The reason that people who are in a distress termination often end up with terrible payouts is the PBGC guarantees payouts, but not under the terms of the original plan, the PBGC guarantees are far smaller. The maximum that the PBGC will pay out by law is set in annually adjusted amount to $67k a year if you take retirement at age 65 (it goes up if you wait until you’re older.) Note that this is a maximum guarantee, you are not guaranteed the maximum.

If your company terminated your plan when you were 30, your guarantee (at age 65) is the lesser of the PBGC guarantee or what your guarantee would have been under the employer plan, which for someone age 30 you likely had only established a relatively small guarantee based on a smallish number of years of service.
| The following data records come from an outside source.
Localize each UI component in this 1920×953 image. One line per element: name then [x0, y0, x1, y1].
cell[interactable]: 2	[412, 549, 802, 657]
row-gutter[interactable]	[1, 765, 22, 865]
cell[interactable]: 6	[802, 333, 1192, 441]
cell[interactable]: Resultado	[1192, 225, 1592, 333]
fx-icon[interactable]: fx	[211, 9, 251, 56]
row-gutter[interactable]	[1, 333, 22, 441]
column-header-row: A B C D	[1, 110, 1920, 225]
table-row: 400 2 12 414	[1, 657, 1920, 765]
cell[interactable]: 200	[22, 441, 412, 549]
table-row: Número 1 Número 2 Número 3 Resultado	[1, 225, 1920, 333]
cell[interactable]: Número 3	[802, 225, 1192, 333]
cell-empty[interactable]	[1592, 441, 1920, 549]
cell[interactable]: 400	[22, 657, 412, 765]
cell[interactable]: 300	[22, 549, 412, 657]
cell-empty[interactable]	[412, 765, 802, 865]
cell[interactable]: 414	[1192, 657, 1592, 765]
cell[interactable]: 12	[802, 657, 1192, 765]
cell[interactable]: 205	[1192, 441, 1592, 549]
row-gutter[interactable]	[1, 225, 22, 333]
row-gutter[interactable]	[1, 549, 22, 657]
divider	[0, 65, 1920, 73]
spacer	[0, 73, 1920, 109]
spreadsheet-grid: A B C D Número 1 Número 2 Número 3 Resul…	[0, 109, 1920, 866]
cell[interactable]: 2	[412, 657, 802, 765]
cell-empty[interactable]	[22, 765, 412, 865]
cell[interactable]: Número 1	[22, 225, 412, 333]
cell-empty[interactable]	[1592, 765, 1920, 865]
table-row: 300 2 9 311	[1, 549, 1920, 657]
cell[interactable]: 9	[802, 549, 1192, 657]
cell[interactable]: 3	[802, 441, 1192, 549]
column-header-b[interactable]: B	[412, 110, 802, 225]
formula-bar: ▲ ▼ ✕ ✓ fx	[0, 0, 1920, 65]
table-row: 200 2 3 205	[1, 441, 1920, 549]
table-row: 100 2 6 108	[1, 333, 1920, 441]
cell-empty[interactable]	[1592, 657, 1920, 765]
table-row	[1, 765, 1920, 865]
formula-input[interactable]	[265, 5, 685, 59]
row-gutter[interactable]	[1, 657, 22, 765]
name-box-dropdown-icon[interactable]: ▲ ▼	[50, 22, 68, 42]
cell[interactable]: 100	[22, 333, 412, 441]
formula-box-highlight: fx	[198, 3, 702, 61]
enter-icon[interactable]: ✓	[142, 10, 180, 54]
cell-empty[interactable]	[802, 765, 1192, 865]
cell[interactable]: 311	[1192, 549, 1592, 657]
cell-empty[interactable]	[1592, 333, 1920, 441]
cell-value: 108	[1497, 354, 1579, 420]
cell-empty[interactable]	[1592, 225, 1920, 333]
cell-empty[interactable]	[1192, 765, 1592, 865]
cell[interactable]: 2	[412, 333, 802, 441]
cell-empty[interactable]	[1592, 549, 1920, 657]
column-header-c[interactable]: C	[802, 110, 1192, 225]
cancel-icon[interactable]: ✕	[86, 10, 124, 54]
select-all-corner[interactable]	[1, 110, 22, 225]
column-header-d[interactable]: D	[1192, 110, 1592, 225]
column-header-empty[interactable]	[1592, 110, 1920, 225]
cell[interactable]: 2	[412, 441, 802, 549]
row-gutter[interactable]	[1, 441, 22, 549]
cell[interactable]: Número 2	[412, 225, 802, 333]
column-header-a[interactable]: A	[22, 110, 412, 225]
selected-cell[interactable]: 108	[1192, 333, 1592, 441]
There’s a lot of avenues for essentially screwing over the employees in all of this, for example there have been instances where an entire pension plan gets “restructured” to a lower overall payout, which is the first layer of getting screwed. Then the company some years later does some financial wrangling and disposes of that pension, often by doing a type of bankruptcy or etc, that spins it out so that PBGC steps in, so now the employee is getting only PBGC guaranteed maximum on an already reduced pension. There’s a lot of complicated scenarios involved, and history has largely shown that the more ruthless and unscrupulous employers have been able to find ways to significantly slash how much money their retirees receive while unloading the pension debt from their books and leaving the government on the hook for the remainder.

Obviously, that isn’t every distress termination, some distress terminations are more akin to what the Congress likely intended with the PBGC–a genuinely defunct company that simply doesn’t have money anymore.